Mr Gabriel filled out the required documents to claim his prize and ordered more that 15 Euro worth of goods. ("S&S") delivered the goods but the 3.625 Euro prize never materialised.
So Mr Gabriel decided to sue. He wanted to file a suit in his home state, Austria, but first of all the Austrian court had to decide whether it had jurisdiction to hear the claim. This was the issue which went all the way to the European Court of Justice.
The 2.625 Euro question was single (ish). If this was a case of alleged breach of a consumer contract the Austrian court had jurisdiction. If it was a case of alleged "delict" or extraction of money on false pretences, it would be the German court for Rudolph.
In the past the German courts had been reluctant to hold that they had jurisdiction to consider these "prize notification" claims where the notification was sent from a foreign country. The basic premise of the Brussels Convention is that persons should be sued in their home state (Article 2). This might be displaced if the case dealt with a consumer contract, but the German courts did not regard a dispute over a "prize notification" as a consumer contract dispute.

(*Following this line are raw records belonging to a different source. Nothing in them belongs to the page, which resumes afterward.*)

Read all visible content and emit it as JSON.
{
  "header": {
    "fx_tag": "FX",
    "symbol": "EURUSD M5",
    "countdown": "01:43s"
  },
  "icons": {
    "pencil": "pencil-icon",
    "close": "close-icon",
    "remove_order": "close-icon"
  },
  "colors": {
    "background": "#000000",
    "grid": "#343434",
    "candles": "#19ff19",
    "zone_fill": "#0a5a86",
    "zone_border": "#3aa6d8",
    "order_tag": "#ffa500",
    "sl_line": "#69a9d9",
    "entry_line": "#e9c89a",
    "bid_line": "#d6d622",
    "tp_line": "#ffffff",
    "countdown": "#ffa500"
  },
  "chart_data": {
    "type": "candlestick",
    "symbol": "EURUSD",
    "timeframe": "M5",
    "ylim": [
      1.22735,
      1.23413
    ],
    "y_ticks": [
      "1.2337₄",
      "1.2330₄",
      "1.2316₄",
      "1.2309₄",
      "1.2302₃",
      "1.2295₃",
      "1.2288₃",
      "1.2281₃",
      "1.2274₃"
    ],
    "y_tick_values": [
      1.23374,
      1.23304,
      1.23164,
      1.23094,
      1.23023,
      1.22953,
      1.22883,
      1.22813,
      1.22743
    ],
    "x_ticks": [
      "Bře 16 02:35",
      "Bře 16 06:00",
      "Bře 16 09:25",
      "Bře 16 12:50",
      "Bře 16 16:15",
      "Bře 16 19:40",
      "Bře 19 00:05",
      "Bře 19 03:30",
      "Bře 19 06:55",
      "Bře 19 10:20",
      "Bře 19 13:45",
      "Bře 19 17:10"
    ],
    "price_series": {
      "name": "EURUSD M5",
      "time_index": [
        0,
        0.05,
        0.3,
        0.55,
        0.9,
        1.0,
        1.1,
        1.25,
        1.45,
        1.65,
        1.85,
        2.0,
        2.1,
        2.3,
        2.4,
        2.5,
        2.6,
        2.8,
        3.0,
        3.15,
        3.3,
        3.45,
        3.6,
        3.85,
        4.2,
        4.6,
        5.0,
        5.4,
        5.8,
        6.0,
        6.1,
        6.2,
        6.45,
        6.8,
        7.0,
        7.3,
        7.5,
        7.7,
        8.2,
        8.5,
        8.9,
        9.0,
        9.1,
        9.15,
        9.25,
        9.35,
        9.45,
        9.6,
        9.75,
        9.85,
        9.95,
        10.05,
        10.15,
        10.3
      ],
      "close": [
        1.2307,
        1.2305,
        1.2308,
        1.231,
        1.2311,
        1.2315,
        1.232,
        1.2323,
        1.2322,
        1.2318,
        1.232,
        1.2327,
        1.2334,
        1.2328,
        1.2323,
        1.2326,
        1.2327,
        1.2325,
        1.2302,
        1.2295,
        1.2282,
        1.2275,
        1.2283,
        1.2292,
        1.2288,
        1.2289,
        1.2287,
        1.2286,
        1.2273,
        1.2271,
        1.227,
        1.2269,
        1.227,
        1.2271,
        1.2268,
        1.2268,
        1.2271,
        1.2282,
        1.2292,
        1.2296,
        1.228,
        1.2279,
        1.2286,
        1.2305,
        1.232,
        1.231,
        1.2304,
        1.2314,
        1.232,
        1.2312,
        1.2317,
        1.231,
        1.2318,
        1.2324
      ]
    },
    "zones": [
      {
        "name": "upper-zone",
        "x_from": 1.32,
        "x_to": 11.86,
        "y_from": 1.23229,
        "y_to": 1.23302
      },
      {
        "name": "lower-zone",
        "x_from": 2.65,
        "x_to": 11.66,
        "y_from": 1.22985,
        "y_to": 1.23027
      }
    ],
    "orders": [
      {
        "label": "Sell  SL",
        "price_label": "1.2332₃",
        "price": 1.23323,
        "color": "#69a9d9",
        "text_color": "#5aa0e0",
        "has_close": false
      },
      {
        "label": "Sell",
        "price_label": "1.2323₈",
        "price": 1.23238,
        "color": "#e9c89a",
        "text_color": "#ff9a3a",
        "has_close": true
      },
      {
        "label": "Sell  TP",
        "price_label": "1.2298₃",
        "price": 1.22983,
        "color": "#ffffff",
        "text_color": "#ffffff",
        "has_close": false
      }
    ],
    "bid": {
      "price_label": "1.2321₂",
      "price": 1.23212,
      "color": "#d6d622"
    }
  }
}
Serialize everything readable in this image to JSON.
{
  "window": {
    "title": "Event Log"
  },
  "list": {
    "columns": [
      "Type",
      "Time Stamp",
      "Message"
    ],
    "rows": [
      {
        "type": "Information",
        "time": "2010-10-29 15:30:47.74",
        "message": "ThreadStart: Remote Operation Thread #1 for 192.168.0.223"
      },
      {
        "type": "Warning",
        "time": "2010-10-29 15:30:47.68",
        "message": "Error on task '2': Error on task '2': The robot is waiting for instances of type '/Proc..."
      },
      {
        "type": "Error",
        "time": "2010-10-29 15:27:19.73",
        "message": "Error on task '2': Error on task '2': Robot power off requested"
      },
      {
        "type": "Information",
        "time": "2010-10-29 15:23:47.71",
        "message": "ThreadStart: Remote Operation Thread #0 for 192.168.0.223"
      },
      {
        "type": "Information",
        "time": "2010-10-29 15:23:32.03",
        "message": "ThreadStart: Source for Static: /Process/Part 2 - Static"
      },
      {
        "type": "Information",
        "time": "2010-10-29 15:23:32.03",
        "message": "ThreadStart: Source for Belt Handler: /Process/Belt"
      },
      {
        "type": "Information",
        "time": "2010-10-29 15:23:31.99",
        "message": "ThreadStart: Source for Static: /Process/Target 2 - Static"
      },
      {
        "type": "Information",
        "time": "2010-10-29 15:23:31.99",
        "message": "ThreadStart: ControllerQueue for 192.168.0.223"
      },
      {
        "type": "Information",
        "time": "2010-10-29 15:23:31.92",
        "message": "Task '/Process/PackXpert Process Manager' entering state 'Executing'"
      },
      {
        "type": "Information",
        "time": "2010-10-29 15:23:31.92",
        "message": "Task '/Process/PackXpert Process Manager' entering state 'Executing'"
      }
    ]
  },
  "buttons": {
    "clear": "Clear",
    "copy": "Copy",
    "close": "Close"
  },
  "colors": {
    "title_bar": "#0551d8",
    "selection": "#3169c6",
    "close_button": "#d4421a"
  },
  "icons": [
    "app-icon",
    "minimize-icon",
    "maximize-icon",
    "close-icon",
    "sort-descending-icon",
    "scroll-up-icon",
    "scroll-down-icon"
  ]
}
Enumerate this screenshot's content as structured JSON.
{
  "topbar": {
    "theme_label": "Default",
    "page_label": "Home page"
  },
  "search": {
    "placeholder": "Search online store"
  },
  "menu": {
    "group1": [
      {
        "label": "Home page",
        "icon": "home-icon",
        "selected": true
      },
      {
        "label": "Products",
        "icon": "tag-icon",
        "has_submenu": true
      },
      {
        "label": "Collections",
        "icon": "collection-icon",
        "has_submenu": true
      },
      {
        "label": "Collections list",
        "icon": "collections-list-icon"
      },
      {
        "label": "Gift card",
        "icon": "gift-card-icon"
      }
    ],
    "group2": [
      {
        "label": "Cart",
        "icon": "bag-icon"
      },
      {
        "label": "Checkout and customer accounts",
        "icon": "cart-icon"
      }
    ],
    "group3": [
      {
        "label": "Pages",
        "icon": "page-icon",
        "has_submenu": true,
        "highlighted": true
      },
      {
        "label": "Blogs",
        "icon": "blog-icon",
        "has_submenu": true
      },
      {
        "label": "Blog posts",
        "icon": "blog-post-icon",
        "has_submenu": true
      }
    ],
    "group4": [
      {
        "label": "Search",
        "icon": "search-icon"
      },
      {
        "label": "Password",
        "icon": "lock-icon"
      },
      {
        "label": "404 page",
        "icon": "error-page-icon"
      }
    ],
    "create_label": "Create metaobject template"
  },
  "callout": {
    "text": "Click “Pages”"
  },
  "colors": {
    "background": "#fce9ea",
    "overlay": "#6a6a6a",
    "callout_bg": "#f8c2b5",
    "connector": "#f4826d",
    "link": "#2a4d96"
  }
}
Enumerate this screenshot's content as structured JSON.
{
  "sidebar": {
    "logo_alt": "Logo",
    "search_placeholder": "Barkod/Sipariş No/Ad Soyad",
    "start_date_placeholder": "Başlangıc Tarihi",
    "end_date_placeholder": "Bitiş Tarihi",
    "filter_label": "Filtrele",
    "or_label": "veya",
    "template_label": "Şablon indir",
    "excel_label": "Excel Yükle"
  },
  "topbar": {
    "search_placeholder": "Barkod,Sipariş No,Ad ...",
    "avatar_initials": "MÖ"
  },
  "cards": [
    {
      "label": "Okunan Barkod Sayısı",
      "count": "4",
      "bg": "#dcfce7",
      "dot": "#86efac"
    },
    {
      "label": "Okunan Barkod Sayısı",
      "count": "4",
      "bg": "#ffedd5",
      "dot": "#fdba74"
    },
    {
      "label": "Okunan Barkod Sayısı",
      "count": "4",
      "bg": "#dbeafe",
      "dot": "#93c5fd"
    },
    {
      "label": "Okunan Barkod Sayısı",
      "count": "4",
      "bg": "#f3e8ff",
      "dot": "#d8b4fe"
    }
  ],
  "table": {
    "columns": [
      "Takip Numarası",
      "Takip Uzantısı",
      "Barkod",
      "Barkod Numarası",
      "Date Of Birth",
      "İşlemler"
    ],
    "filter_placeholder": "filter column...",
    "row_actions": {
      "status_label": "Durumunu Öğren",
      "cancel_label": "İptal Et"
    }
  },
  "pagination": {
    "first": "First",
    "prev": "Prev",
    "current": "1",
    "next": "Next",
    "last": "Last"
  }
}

In July 2002 The European Court of Justice ("ECJ") decided, that the complaint should be classified as a consumer contract claim under Article 13 (3) of Brussels Convention, so Rudolf could sue in his local court.
Why this matters:
The European Court of Justice has substantially strengthened consumer protection with this verdict. In future, every EU consumer who has an issue with a mail order company over "prize notifications" in the context of sale of goods by mail order, can sue in the state where he is domiciled. This will be the case even if the sender of the mailing is based in another EU State.
The ECJ found out Mr Gabriel's claim was intimately linked to the contract concluded between the parties. The S&S mailing established an indissociable relationship between the promise of financial benefit in the form of the cash prize and the order for goods.
The European Court of Justice had to decide this case on the basis of the Brussels Convention on jurisdiction and enforcement of judgment. This was superseded by a new EU jurisdiction convention on 1 March 2002. This has widened still further the category of cases in which consumers can sue in their home court.